Unlike a regular store or market, this one doesn’t have a physical place where you go to trade. Instead, it’s all done online! People from all around the world can participate anytime, day or night, as long as they have internet.
What is the Forex Interbank Network?
The forex market is the largest financial market out there, and many people and companies use it. Because it’s online, you can choose who you want to trade with based on the prices they offer and how trustworthy they seem.
To give you an idea, here’s a list of the most traded currencies:
- The U.S. dollar is used in about 84.9% of all trades.
- The euro is next with 39.1%.
- The Japanese yen comes in third at 19.0%.
This means the U.S. dollar is really popular in the forex market!
Why is the U.S. Dollar So Important?
The U.S. dollar (USD) keeps popping up, right? That’s because it’s super important in this market. If you look at the major currency pairs traded, the USD is in half of them.
Also, many countries and institutions keep the U.S. dollar as a backup in their reserves. About 62% of the world’s backup currency is in U.S. dollars!
Why Do People Pay So Much Attention to the U.S. Dollar?
Here are some reasons:
- The USA has the biggest economy in the world.
- Many countries and businesses use the U.S. dollar for their financial activities.
- The USA is politically stable and has a strong military presence.
- A lot of global transactions, like buying oil, require the U.S. dollar. If a country wants to buy oil and doesn’t have U.S. dollars, it first has to exchange its own currency for U.S. dollars.
Why Do People Use the Forex Market?
People use the forex market for a few main reasons:
- To exchange one country’s currency for another’s.
- To lend or borrow money between countries for short-term trade.
- To protect against the risk of currency values changing quickly.
- To guess and bet on future currency prices (speculate).
The surprising thing? Most of the trading on this market is because of this guessing game on future prices!
Fun Fact About the Forex Market
A big chunk (more than 90%!) of the activity on the forex market comes from people trying to guess short-term price movements and making quick trades based on those guesses.
What Does “Market Liquidity” Mean?
Imagine trying to sell a huge, rare diamond. It might take time to find a buyer willing to pay the right price. But if you were selling a popular toy, many people would want to buy it quickly.

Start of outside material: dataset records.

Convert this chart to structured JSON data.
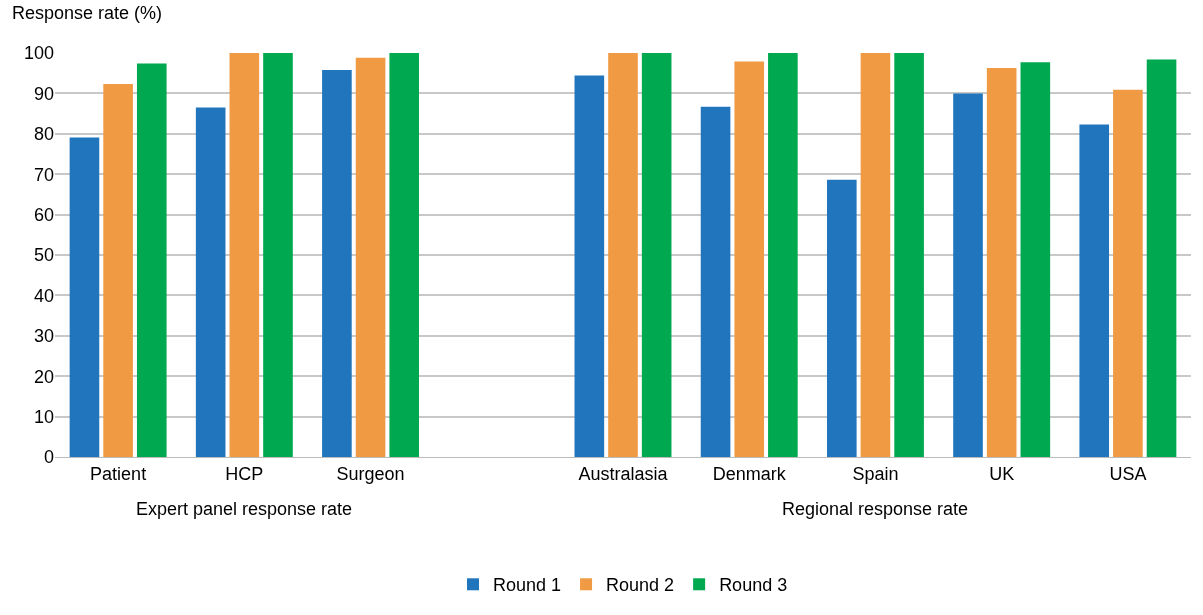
{
  "chart_data": {
    "type": "bar",
    "ylabel": "Response rate (%)",
    "categories": [
      "Patient",
      "HCP",
      "Surgeon",
      null,
      "Australasia",
      "Denmark",
      "Spain",
      "UK",
      "USA"
    ],
    "series": [
      {
        "name": "Round 1",
        "color": "#2075bc",
        "values": [
          79.1,
          86.5,
          95.8,
          null,
          94.4,
          86.7,
          68.6,
          90.0,
          82.3
        ]
      },
      {
        "name": "Round 2",
        "color": "#f09b43",
        "values": [
          92.3,
          100,
          98.8,
          null,
          100,
          97.9,
          100,
          96.3,
          90.9
        ]
      },
      {
        "name": "Round 3",
        "color": "#00a94f",
        "values": [
          97.4,
          100,
          100,
          null,
          100,
          100,
          100,
          97.7,
          98.4
        ]
      }
    ],
    "ylim": [
      0,
      100
    ],
    "yticks": [
      0,
      10,
      20,
      30,
      40,
      50,
      60,
      70,
      80,
      90,
      100
    ],
    "grid": "y",
    "legend": "bottom",
    "annotations": [
      "Expert panel response rate",
      "Regional response rate"
    ]
  }
}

In the forex market, because of the vast amount of trades, buying or selling currencies is like selling that popular toy. This quick and easy trading is called “high liquidity.”
Benefits? For people who like to make quick trades (short-term traders), high liquidity means they can buy or sell large amounts without causing big changes in prices.
Does Liquidity Change?
Yes, it can. Even though the forex market has a lot of activity, how busy it is might vary based on the currency pair being traded or even the time of day.